At the same time, the environmental and health problems caused by nitrogen misuse have much more serious consequences here.  Ammonia pollution from agriculture increases PM (particulate matter) air pollution – and the average exposure in India to PM 2.5 is three times higher than the maximum in St Johns Rd Corstorphine (one of Scotland’s notorious hotspots which you can keep an eye on here PM 2.5 is estimated to be the cause of 1 million deaths a year in India and almost 30 million years of life lost. read more.

South Asia Nitrogen Hub

The meeting started with a huge international gathering to kick off the Colombo Declaration, with 30 governments from across the world signing up to the ambition to halve nitrogen waste by 2030. 

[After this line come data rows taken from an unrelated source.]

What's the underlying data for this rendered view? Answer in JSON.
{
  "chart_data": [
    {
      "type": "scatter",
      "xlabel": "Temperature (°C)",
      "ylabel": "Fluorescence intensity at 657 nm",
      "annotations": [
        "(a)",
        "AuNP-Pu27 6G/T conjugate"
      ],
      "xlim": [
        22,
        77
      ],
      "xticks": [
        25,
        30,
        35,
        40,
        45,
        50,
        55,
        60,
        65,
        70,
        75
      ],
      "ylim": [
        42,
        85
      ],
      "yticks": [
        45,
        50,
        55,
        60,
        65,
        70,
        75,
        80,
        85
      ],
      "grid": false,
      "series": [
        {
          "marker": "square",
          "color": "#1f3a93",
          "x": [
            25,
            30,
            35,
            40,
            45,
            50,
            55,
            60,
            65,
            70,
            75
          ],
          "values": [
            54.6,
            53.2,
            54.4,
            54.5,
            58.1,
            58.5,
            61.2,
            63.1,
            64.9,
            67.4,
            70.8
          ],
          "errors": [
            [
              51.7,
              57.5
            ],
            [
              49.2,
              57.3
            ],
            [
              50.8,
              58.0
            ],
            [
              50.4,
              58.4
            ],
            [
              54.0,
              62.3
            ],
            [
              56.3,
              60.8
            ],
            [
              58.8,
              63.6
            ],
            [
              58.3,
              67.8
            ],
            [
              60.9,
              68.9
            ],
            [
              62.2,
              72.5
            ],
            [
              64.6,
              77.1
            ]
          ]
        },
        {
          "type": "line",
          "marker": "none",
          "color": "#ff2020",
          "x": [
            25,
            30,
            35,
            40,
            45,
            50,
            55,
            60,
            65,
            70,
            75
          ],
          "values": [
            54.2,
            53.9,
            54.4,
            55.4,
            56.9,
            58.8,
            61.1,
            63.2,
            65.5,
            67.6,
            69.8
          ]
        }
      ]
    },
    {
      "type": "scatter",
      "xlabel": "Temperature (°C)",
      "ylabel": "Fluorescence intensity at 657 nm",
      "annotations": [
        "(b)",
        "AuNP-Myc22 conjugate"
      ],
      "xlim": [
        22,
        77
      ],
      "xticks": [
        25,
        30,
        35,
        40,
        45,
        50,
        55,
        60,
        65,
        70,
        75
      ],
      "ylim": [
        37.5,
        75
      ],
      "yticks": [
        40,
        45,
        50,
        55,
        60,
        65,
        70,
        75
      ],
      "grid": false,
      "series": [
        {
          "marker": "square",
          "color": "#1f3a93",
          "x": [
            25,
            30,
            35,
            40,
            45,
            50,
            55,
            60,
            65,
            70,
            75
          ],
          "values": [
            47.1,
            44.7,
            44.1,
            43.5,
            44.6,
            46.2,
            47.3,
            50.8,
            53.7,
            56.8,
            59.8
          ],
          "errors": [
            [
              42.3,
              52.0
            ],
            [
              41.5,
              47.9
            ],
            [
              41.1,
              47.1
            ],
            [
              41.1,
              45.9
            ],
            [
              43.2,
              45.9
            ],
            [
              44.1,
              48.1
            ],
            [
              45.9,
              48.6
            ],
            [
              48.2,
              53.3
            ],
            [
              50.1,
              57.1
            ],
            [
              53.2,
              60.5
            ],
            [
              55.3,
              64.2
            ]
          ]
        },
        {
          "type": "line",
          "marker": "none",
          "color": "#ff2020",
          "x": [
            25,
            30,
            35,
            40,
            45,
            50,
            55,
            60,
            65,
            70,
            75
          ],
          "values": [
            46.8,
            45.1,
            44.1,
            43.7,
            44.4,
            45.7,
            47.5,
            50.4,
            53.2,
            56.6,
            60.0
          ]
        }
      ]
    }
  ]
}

The UK was here, and Scotland is well-placed to adopt this goal now that a nitrogen budget is built into the new climate change bill.  Although we didn’t get a plug in the formal proceedings, the UN Environment Programme mentioned Scotland and Nourish’s contribution as a case study in the run-up to the event, so please have a read and share! 

Nitrogen impacts almost every aspect of the SDGs, impacting not just on poverty and food production but also on climate action, health, ecosystems, gender, innovation, partnerships and the circular economy.  There are huge opportunities to improve efficiency, as more than half of the nitrogen used in the world’s agriculture ends up in the air or the water rather than in the crop.  Both India and China are taking action, and the indications are that fertiliser use has started to decline in both countries without reducing food production. 

We are unlikely to achieve the Colombo Declaration’s ambitious targets on nitrogen waste without doing lots of different things at the same time: reducing the need for nitrogen fertiliser by shifting to a more sustainable diet, transitioning to agroecology; matching need and use on farm; recycling nitrogen from waste water; decarbonising transport, and reducing food and fabric waste across the supply chain. That means each of us has a role to play from farmer to consumer to policy maker.

Nitrogen is everywhere but invisible – without nitrogen we wouldn’t have green plants, blue skies or DNA – but we need to use this amazing element better to deliver on cleaner air, healthier ecosystems and mitigating climate change.